静寂の中、照明に照らされた二つの影が絨毯に落ちていた。夫人の手は拳を握りしめ僅かに震えている。
「貴女…始めから魂胆があっての事だったのね。この松平に入ったのも全て松平財閥を陥れようという…」
「陥れる?随分なお言葉でございますね奥様。私の狙いはそんな事ではございません。今度の事は私にとりまして思いもよらぬアクシデント、といったところでしょうか」
「何が目的なの?お金なら…」
「金?この邸ごと買い取る金があるというのに、それで私が揺らぐとでも?」
アスカは妖艶な瞳を雅恵夫人に向け、切れ長の睫に冷たい光を宿した。

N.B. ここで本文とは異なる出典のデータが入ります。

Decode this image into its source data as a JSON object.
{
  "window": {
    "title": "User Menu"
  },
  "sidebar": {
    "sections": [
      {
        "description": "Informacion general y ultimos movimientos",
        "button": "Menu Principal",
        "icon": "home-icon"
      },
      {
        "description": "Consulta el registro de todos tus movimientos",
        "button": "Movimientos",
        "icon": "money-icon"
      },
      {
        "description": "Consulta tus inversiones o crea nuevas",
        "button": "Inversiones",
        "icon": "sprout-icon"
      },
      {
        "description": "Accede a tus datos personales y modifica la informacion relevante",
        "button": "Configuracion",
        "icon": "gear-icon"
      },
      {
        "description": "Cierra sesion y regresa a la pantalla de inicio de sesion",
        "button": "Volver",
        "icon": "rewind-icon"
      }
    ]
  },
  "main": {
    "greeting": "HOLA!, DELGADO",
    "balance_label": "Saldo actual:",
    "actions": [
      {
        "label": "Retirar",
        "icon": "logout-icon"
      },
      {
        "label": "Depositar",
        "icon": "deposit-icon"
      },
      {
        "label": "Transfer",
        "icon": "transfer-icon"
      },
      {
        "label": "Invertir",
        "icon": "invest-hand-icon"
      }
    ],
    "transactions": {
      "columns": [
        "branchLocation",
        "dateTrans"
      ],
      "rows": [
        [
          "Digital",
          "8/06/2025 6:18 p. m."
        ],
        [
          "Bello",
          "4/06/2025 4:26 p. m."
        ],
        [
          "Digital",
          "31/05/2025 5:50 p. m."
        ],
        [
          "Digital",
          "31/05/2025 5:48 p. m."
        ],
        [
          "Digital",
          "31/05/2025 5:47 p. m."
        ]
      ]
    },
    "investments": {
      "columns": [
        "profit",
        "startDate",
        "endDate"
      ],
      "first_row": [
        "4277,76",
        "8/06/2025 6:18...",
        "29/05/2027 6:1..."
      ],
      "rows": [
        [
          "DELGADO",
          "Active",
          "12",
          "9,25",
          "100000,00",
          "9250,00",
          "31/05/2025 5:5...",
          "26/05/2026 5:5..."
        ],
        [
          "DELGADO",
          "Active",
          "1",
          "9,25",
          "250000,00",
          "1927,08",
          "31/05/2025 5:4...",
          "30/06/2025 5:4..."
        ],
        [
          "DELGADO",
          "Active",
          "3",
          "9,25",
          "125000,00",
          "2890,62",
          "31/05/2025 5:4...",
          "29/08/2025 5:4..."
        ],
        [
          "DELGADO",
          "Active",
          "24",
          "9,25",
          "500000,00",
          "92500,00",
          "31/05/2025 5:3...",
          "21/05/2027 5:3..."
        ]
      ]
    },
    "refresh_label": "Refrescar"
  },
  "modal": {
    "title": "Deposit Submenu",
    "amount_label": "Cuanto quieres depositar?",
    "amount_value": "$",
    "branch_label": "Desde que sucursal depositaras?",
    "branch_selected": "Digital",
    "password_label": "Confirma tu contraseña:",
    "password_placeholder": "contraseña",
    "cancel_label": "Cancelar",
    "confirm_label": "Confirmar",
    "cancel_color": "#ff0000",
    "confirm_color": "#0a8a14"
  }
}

後退り怯む夫人にまるで獲物を追うように一歩ずつ、ゆっくりと距離を詰めていく…。
「…奥様のご所望で、夜伽のお世話するのはある意味とても有意義なものとなりました。私が貴女を抱く度、貴女は私に心を許してゆく…屋敷の事も、財産の事も全て貴女の口から仕入れた情報なのですよ?それに奥様はある宵に、こう私に仰有ったではありませんか…」
夫人の細い背を壁に押しつけると、そのまま逃げ場を与えぬ様に片手を壁へ軽く突き、そっと顔を近付けた。
「…『貴女には全てを差し上げたいわ』と」
甘く低いアルトボイスを夫人の耳元で囁くと、その形良い耳朶を唇で甘く食んだ。 雅恵夫人の体がびくり、と電気に触れた様に震え、瞳が泳いだ。
「…っ!それは…!」
「あの夜、奥様が私に仰有ったお言葉は本物なのでございましょう?私の腕に抱かれて、微塵(みじん)もご主人様に悪びれるご様子もなくご乱心遊ばされ、遂にはご自身から強請(ねだ)られるまでになられた。ですが誤解なきように。例え目的の為とはいえ、私はその時、目の前の相手を真剣に愛しておりますから…」
夫人は長い影に覆われ怯みながらも努めて主の顔を保つ。
「それなら、貴女が邸主になったなら私を主として迎えなさい。私を愛しているのならば」
瞬間、壁に突いていた執事の掌が拳を作り、凄まじい勢いで叩き付けるとそのまま夫人の髪を掴み壁へ押しつけた。
「『愛している』?何を寝ぼけた事を。私は『その時』と申し上げた筈です。ひと時、夜伽のお相手をするのに心が余所を向いていては楽しくはないでしょう?…尤も、もう二度と貴女と睦みの時を持つ事も無いでしょうが。正直、とても面倒でした。夫のある身でありながら数々の殿方と浮世を流されてきた貴女が、女が初めてという事はさておいても生娘を装うその大根芝居に付き合わされる身にもなって頂きたい。…ふふ。これで私も夜伽ごっことはおさらばできる」
す、とアスカは夫人から体を離すと彼女を一瞥し、そのまま背を向け扉へ向かおうとした。
だが、その背にすがる様に尚も雅恵夫人の細い指先が燕尾の裾を握りしめた。
「お願い…私を捨てるなんて言わないわよね?私は貴女の主よ?私を捨てるなど許される事ではないわ!」
アスカは背を向けたままその手を乱暴に払うと顔だけをゆっくり夫人へ向けた。その瞳には冷たさを通り越して憎悪にも似た熱が込められていた。
「今から三つ数える間にご退室戴けない場合、女であれ撃ちますよ?」
扉を開き、再び夫人へ体を向けると懐から銃鉄をちらりと相手へ見せる様に抜いた。無論、本気で撃つつもりなどないが初めて銃を見せつけられたのだろう。夫人は「ひい」と声にならぬ悲鳴を上げ慌てて扉から出て行った。
残ったのは令嬢が鞭打たれた拍子に破れたと思しきパジャマの白い生地と、その時に付けられたであろう傷から落ちた僅かな血痕。腰を屈めそこへ指先をなぞらせると、まだ乾ききれない血がうっすらと執事用の手袋を紅に染めた。
蒼白い月彩は血の色をも蒼銀色に染め、長い影を冷たく部屋の壁に映し、やがてそれは扉から伸びて、それが閉じられると再び静寂と闇が部屋を包み込んだ。